The European Union (EU) has a unique chance to effectively abate the dire consequences of the looming climate emergency on future generations — and to do so it needs to address the problems in its own backyard, a leading climate scientist said on Monday.
"We still have an opportunity to do something," William Moomaw, a leading author of a Nobel Prize-winning U.N. report on climate change told a diplomatic conference in Brussels, calling on EU leaders to swap out routine, if ambitious, political declarations for science-based action.
Speaking at a conference on the EU's role in building a sustainable future, Moomaw highlighted a key measure which could help the EU attain its own goals —including a pledge by the newly sworn-in EU Commission to attain climate neutrality by 2050—: to protect the last of its remaining old-growth forests.
Citing recent scientific reports on the remarkable carbon-absorption capacities of old-growth or primaeval woodlands, the IPCC member said it was urgent for EU leaders to stop turning a blind eye to illegal logging practices devastating old forests in Eastern European countries like Romania.
"There's a lot of talk about planting trees," Moomaw said, adding that while it was a "good thing to do" in the long-run, it would "not make a difference in 2030."
The continued chopping and burning of old-age trees, some of which Moomaw said were being shipped to countries like Belgium and the Netherlands, is a central obstacle stifling the EU's capacity to achieve climate goals like the ones adopted in the Paris Accords of 2016.
In order to effectively reach short-term goals, the Nobel-Prize recipient said the EU needed to look past reforestation and the creation of young forests and embrace a notion he referred to as "proforestation," which consists in letting trees grow old.
"Proforestation will remove and store more carbon per hectare in the near term —when it is most urgently needed— than aforestation and reforestation," Moomaw said, calling on leaders to take measures to allow nature to do its job.
'Essential' for EU to take leading role on climate
Moomaw's statements coincide with the first day of the U.N.'s COP25 conference on climate, which kicked off in Madrid on Monday and which will see world leaders discuss climate and environmental policies, and which comes just days after a bleak report found that, four years after the Paris accords, carbon emissions had reached an all-time high.

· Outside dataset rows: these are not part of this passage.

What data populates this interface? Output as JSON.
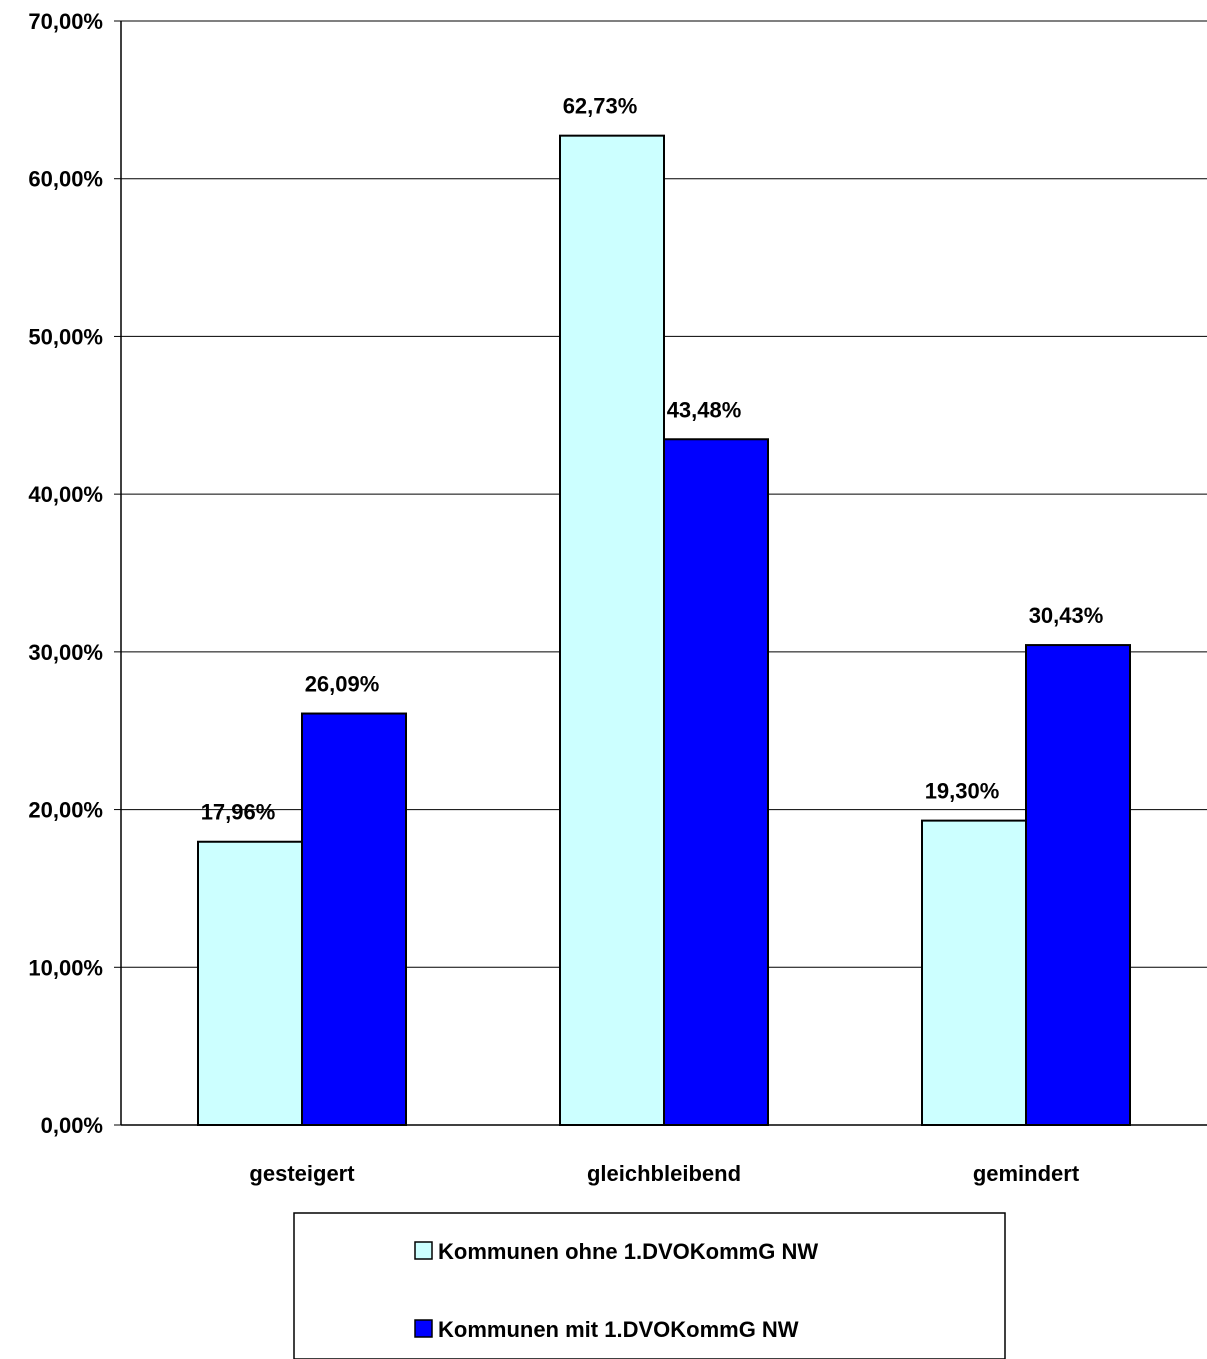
{
  "chart_data": {
    "type": "bar",
    "categories": [
      "gesteigert",
      "gleichbleibend",
      "gemindert"
    ],
    "series": [
      {
        "name": "Kommunen ohne 1.DVOKommG NW",
        "values": [
          17.96,
          62.73,
          19.3
        ],
        "labels": [
          "17,96%",
          "62,73%",
          "19,30%"
        ],
        "color": "#CCFFFF"
      },
      {
        "name": "Kommunen mit 1.DVOKommG NW",
        "values": [
          26.09,
          43.48,
          30.43
        ],
        "labels": [
          "26,09%",
          "43,48%",
          "30,43%"
        ],
        "color": "#0000FF"
      }
    ],
    "yticks": [
      "0,00%",
      "10,00%",
      "20,00%",
      "30,00%",
      "40,00%",
      "50,00%",
      "60,00%",
      "70,00%"
    ],
    "ylim": [
      0,
      70
    ],
    "title": "",
    "xlabel": "",
    "ylabel": "",
    "grid": true,
    "legend_position": "bottom"
  }
}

Moomaw—who was also one of the 11,000 climate scientists who said humanity would face "untold suffering" if no meaningful measures on climate change are taken— also called out the EU Parliament for their "carbon neutrality" concept, which he said skewed perspectives as it was not based on science.
"The EU Parliament decided that burning of wood was carbon-neutral — by definition, not by science," Moomaw said, noting that the bioenergy sector in the EU, which relies, among others, on forest wood, was a larger contributor to carbon emissions into the atmosphere than coal.
"The argument that 'it's carbon-neutral because it regrows' totally misses the point of what we have to do – which is to let things grow," Moomaw stated, noting that most of Scandanavia's woodland had been transformed into tree farms where trees were "never allowed to get big enough to store carbon."
Past failures of political leaders to heed the calls of the scientific community —and, increasingly, of civil society— to implement policies to fight climate change have resulted in a dramatic increase of the efforts that must now be undertaken to limit the worst consequences that a warming planet is forecast to have on the environment and on human communities, he said.
Moomaw lauded the determination of young generations in pushing for ambitious climate action and said it was "absolutely essential" for the EU to take a leading role in bridging the gap between words and action.